0 / 0
Limitations and known issues in Data Virtualization
Last updated: Nov 26, 2024
Limitations and known issues in Data Virtualization

The following limitations and known issues apply to Data Virtualization.

Governing data

Access control issues when you preview assets with masked or filtered data
When you preview, download, or refine Data Virtualization data assets in Watson services other than Data Virtualization, in Cloud Pak for Data (for example, IBM Knowledge Catalog, Watson Studio, and Data Refinery), and in cases when data masking or row-level filtering applies, the preview is subject to the data protection rules and catalog or project access control only. Data Virtualization access controls are not enforced.

Data Virtualization access control is not applied when data masking or row-level filtering applies to the preview in Watson services (other than Data Virtualization). The Data Virtualization internal access controls, which are controlled by using Manage access in the Data Virtualization UI, do not apply to the preview from the other Watson services with masking or row-level filtering. You must define your rules to manage access to the catalogs, projects, data assets, or connections for access control in the other Watson services.

Automatic publishing of virtual objects to the catalog is limited to certain objects

Only objects that are created in the user interface are automatically published to the catalog. Objects that are created using SQL are not published automatically and must be published to the catalog manually or by using the API.

Cannot see column business terms for virtual object

You are virtualizing a table in Data Virtualization and you want to see the list of business term assignments on the Virtualize page. However, in the default virtualization mode, you cannot see any column term assignments; and in the strict virtualization mode, you cannot see table A on the Virtualize page.

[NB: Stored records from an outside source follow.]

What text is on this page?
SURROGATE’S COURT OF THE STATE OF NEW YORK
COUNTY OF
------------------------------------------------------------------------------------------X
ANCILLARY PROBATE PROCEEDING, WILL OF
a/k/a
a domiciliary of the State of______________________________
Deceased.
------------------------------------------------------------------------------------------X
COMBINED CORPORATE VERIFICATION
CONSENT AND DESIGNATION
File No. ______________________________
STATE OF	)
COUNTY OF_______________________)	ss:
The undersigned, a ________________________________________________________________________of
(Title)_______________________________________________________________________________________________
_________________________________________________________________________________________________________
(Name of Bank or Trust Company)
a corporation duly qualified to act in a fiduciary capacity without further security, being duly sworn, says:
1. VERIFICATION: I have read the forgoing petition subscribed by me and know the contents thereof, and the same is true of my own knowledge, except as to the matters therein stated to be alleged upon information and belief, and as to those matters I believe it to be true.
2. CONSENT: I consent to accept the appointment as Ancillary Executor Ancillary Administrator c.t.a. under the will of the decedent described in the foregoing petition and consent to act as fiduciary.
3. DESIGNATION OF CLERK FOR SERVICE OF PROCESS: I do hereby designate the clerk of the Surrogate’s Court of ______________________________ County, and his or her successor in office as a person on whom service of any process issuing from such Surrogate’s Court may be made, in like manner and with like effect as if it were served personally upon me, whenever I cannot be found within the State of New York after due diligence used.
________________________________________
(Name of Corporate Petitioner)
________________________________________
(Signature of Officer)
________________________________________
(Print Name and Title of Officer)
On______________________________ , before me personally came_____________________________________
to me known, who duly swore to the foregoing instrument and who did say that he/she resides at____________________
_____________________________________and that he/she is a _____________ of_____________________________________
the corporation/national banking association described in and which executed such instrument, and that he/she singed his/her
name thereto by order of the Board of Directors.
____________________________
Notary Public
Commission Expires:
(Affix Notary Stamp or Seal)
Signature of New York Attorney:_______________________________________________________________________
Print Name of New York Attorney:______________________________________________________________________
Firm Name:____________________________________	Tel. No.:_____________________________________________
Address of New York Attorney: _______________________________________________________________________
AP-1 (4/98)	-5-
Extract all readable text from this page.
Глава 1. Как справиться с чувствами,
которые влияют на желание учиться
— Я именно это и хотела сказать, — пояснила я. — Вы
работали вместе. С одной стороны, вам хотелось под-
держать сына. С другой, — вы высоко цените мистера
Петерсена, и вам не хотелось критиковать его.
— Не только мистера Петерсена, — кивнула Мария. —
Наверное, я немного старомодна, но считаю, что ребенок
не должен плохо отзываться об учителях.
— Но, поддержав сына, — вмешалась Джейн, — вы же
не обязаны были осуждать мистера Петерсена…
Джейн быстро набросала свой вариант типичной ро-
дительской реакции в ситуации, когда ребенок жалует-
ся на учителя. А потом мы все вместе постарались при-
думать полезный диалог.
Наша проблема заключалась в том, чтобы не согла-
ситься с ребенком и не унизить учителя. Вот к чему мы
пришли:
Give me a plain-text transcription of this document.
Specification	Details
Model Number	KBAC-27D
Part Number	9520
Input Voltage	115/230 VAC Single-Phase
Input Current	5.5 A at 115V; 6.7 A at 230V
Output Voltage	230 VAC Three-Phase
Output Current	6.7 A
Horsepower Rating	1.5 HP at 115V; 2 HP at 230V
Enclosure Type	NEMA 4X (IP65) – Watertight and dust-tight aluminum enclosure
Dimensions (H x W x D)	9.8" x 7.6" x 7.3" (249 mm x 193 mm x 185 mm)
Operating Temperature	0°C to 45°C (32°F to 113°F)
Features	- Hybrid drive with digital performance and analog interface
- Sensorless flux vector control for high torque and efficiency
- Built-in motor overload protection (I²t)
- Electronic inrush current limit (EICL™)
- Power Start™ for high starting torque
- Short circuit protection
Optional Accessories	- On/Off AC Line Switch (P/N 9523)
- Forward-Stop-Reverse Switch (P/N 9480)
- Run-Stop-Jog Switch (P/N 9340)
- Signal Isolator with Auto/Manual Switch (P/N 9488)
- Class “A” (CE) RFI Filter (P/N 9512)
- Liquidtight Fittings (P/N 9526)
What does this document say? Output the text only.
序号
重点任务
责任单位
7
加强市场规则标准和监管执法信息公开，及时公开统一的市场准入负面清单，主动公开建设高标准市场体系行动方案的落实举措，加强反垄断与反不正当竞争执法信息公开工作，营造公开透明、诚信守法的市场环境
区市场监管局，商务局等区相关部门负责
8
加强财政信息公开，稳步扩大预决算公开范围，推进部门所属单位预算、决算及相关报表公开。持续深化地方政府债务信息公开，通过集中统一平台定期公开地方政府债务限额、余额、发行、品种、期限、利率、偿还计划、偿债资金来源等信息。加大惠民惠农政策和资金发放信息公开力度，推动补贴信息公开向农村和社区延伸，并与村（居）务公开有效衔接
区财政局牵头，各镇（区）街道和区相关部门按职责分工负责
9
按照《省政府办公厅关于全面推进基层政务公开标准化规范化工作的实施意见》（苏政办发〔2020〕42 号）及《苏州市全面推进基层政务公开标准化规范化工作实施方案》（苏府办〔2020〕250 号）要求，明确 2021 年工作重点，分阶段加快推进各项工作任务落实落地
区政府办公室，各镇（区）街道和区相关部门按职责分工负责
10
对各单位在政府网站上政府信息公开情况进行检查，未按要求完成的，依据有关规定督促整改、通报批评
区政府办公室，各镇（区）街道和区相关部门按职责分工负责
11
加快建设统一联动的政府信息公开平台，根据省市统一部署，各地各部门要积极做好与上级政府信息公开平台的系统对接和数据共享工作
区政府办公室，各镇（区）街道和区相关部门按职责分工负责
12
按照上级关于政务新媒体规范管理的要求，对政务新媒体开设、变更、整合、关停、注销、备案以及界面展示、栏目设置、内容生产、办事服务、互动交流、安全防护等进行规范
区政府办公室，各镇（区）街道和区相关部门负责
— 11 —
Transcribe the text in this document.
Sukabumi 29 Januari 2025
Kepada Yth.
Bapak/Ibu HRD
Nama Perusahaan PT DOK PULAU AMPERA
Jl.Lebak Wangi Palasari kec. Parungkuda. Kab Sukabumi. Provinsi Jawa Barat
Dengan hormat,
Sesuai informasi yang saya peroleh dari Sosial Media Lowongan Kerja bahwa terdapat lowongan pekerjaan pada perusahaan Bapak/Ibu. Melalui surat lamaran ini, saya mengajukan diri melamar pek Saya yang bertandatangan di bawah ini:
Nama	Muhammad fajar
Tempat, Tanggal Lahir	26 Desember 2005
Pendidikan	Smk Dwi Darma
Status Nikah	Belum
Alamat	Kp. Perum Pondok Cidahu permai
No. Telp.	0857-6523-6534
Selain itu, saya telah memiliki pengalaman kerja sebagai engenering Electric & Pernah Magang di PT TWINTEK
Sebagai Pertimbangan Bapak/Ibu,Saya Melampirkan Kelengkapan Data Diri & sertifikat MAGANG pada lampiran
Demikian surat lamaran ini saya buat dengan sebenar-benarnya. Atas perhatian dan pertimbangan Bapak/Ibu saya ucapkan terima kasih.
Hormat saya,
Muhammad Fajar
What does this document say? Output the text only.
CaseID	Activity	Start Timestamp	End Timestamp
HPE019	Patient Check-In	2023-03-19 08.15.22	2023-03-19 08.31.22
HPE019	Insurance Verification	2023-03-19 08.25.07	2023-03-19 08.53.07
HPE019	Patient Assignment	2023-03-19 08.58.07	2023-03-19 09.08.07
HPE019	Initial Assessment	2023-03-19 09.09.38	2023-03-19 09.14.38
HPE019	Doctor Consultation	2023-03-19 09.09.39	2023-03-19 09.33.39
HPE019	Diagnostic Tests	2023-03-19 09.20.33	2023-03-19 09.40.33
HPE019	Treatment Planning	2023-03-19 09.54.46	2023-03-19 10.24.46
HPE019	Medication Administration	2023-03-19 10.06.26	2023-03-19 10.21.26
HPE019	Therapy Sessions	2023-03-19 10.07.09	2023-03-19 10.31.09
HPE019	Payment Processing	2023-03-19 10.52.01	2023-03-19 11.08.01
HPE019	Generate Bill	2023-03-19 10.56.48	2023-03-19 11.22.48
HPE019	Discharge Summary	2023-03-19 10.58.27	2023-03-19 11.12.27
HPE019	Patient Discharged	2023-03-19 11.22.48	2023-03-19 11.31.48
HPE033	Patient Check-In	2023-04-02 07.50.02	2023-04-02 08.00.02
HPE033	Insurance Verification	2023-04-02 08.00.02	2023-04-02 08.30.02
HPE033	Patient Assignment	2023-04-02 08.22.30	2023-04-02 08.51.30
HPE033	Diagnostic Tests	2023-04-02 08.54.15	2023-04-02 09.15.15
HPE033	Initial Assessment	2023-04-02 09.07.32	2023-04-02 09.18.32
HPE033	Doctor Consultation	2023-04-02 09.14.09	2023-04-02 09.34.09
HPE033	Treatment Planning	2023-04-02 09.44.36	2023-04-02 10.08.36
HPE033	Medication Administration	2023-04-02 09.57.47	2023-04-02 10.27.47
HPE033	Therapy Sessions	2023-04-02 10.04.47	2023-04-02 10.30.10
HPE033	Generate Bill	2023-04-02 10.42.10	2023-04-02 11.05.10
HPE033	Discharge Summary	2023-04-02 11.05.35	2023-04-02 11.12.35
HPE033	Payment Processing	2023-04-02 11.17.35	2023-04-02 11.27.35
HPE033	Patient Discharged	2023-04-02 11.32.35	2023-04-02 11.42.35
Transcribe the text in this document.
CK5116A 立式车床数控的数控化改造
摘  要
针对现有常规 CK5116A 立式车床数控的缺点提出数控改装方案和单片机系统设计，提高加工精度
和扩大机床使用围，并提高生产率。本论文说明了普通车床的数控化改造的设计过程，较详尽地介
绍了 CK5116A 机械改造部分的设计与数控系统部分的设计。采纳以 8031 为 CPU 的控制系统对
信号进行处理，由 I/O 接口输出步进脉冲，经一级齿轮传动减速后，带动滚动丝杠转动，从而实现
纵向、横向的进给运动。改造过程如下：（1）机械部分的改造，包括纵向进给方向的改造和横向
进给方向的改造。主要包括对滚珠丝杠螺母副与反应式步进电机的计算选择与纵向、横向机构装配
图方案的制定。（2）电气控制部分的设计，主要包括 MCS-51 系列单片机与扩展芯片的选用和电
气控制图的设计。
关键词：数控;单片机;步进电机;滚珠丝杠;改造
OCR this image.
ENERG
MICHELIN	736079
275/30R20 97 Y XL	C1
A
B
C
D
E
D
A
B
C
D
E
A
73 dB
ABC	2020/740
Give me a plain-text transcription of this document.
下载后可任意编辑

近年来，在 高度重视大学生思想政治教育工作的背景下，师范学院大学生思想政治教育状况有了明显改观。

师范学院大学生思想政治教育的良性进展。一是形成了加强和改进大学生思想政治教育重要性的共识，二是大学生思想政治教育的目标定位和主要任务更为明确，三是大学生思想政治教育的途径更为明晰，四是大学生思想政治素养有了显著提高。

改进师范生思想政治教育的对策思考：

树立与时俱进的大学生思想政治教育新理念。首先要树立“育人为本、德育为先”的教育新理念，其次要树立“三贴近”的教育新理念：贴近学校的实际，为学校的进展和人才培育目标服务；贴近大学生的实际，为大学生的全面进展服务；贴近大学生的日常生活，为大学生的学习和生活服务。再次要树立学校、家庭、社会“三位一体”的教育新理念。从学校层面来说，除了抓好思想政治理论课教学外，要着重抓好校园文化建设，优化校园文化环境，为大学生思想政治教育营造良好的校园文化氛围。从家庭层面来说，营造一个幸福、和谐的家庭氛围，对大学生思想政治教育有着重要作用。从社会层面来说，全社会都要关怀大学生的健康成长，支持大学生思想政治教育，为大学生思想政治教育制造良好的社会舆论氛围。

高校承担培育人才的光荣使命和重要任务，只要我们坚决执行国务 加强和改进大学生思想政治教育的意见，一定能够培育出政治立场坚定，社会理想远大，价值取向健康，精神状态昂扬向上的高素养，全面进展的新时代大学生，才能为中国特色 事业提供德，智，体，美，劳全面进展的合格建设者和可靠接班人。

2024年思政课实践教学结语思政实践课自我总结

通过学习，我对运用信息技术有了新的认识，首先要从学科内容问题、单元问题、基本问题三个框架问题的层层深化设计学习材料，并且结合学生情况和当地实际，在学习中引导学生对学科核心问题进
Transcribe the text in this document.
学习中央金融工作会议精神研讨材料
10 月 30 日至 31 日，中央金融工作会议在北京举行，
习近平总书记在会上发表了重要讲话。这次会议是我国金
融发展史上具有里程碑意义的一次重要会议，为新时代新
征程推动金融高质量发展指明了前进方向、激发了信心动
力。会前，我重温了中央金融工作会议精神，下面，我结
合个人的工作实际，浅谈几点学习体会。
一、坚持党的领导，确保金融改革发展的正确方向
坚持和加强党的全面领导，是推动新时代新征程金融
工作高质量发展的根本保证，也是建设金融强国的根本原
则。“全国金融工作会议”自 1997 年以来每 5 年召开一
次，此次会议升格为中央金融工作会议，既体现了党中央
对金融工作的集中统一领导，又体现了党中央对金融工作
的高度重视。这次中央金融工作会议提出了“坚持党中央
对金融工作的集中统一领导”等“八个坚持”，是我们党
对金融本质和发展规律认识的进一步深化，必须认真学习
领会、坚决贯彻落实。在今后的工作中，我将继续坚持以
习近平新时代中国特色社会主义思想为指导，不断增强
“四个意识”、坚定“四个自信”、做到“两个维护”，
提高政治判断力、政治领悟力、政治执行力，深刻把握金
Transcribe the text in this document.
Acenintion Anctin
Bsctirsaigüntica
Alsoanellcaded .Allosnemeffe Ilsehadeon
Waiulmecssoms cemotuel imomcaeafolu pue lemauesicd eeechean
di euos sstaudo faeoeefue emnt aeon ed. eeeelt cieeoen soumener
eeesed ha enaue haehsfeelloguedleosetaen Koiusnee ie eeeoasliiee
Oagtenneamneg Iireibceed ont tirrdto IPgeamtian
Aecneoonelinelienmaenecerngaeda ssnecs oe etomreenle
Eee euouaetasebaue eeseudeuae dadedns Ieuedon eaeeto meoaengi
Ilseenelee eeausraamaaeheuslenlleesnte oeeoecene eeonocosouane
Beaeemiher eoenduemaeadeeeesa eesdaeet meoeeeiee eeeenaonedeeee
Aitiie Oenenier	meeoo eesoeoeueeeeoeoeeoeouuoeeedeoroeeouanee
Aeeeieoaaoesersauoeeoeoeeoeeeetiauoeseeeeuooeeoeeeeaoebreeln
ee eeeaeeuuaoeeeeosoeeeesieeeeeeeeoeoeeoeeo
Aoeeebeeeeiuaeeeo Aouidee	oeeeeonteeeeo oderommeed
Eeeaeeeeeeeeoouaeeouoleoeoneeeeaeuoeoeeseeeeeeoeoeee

You might encounter this issue when column business terms are assigned multiple times in a governed catalog. For example, you add a data asset for table A with its table and column term assignments in a governed catalog. Then, in the same governed catalog, you add a data asset for the same table A with its table and column term assignments. As a result, you might encounter this issue in Data Virtualization.

To avoid this issue in the default virtualization mode, don't assign column business terms multiple times in a governed catalog.

Access to a table is denied by policies

You cannot access a table but according to the data policies and authorizations, you are authorized to access this table. This issue occurs only if IBM Knowledge Catalog policy enforcement is enabled in Data Virtualization.

To solve this issue, see Access to a table is denied by policies in Data Virtualization.

Do not use duplicate assets for the same table

The policy service is unable to decide which of the duplicated assets to use for policy enforcement and does not aggregate the rules. You must avoid duplicate assets across governed catalogs as this might lead to issues with policy enforcement behavior in Data Virtualization.

Cannot access assets in the catalog

When you try to access Data Virtualization assets in IBM Knowledge Catalog, the access is denied.

To solve this issue, see Cannot access assets in the catalog in Data Virtualization.

Cannot enforce policies and data protection rules

You enabled policy enforcement but policies and data protection rules are not being enforced in Data Virtualization.

To solve this issue, see Cannot enforce policies and data protection rules in Data Virtualization.

Profiling of data assets in Data Virtualization fails

When you try to profile catalog assets from Data Virtualization in IBM Knowledge Catalog, you might see a SCAPIException:CDICO0103E message. You are not authorized and the message indicates Connection authorization failure occurred.

Ensure that all prerequisite setup steps are completed to authorize the IBM Knowledge Catalog service to access data in your Data Virtualization instance. See Profiling catalog assets fails with SCAPIException: CDICO0103E message in Data Virtualization.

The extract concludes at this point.